黒田 みんな喋りたがるから長くなってしまって。

 

――話が脱線してしまったときに、仕切る方はいらっしゃったんですか?

 

黒田 それはそのとき次第ですね。明夫さんが仕切るときもあるし、ほかの誰かが仕切るときもある。だけど、いっちゃうときはいっちゃえって姿勢です。読む予定だったメールを飛ばしたりして。

大塚 「今日はこのコーナー飛ばそう」とかもあったね。

黒田 必ずやっていたのは、明鏡止水というコーナーだけです。それを核にしたかった。笑いは大好きなんですけれど、いま、本音を言う番組って絶対的に必要な気がしていて。”これが正しい”、”これが間違っている”ではなくて、それなりに何十年間生きている人間が自分が正しいと思うことを言うコーナーを作りたかった。そこに反論したい人は反論すればいいし。「こういう考えかたもあるよな」というどっちつかずの日本人じゃなくって、間違ってるかも知れないけどオレはこれだけは譲れないって、モノ申すコーナーが欲しかったんです。
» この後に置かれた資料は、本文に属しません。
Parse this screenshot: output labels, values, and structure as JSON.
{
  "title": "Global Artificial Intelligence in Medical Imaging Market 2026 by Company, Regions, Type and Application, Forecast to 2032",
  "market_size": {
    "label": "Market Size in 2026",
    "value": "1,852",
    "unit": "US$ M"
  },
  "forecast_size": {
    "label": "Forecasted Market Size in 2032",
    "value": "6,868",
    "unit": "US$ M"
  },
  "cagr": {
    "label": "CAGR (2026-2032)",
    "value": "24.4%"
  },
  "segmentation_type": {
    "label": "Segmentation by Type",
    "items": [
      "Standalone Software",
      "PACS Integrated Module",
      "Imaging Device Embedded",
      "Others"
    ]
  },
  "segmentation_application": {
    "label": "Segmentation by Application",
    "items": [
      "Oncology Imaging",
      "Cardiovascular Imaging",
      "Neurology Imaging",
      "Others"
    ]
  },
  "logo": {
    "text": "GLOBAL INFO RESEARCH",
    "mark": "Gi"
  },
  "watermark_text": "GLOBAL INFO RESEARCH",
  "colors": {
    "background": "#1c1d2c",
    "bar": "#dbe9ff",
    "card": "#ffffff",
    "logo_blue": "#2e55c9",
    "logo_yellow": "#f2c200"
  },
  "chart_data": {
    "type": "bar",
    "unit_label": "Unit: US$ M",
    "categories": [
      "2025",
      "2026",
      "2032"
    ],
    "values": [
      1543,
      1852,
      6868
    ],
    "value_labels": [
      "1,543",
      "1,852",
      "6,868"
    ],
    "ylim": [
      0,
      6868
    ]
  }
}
構成の段階でここだけは外さないっていう決まりでしたね。

 

――そういった骨太なコーナーを毎週やるのはたいへんな努力が必要ですね。

 

黒田 だから、ファンの方たちの協力がヒントになりました。「こうしてみては?」とか、「これをどう思いますか?」というメールをいただけたことがとても役立ちました。

大塚 全部のネタを自分たちで拾ってくるのはきびしいですからね。

 

――リスナーの存在がやっぱり大きかったんですね。それでは、そんなリスナーの皆さんに、ひと言ずつメッセージをお願いいたします。

 

黒田 今回、1年2ヵ月間続いてきたものが一旦最後となりますが、またふたりのスケジュールが合ったら、毎週とかじゃなくて、どこかで気が向いたらみたいな感じでできたら理想かなと思っています。……でもいま現在はこのラストイベントのまえなので、いかにお客さんに喜んでもらおうかっていう気持ちしかないです(笑)。出産といっしょで終わったあとヘトヘトになるんですよ。「2度と孕みたくない!」みたいな感じで(笑)。でも、そういうのってしばらく経つと忘れるんで、またラジオや公開録音ができたらいいなと、私は思っています。

大塚 けっきょく、「やるか?」という気分になったときにやるのがいいんでしょうね。誰かがお膳立てしてくれるわけでもないし、スポンサーがついている訳でもないですから。そこが俺たちは自由。逆に言えば、力がないところでもあるし。ふたりの「やるか!」という波長が合ったときに、またやりたいですね。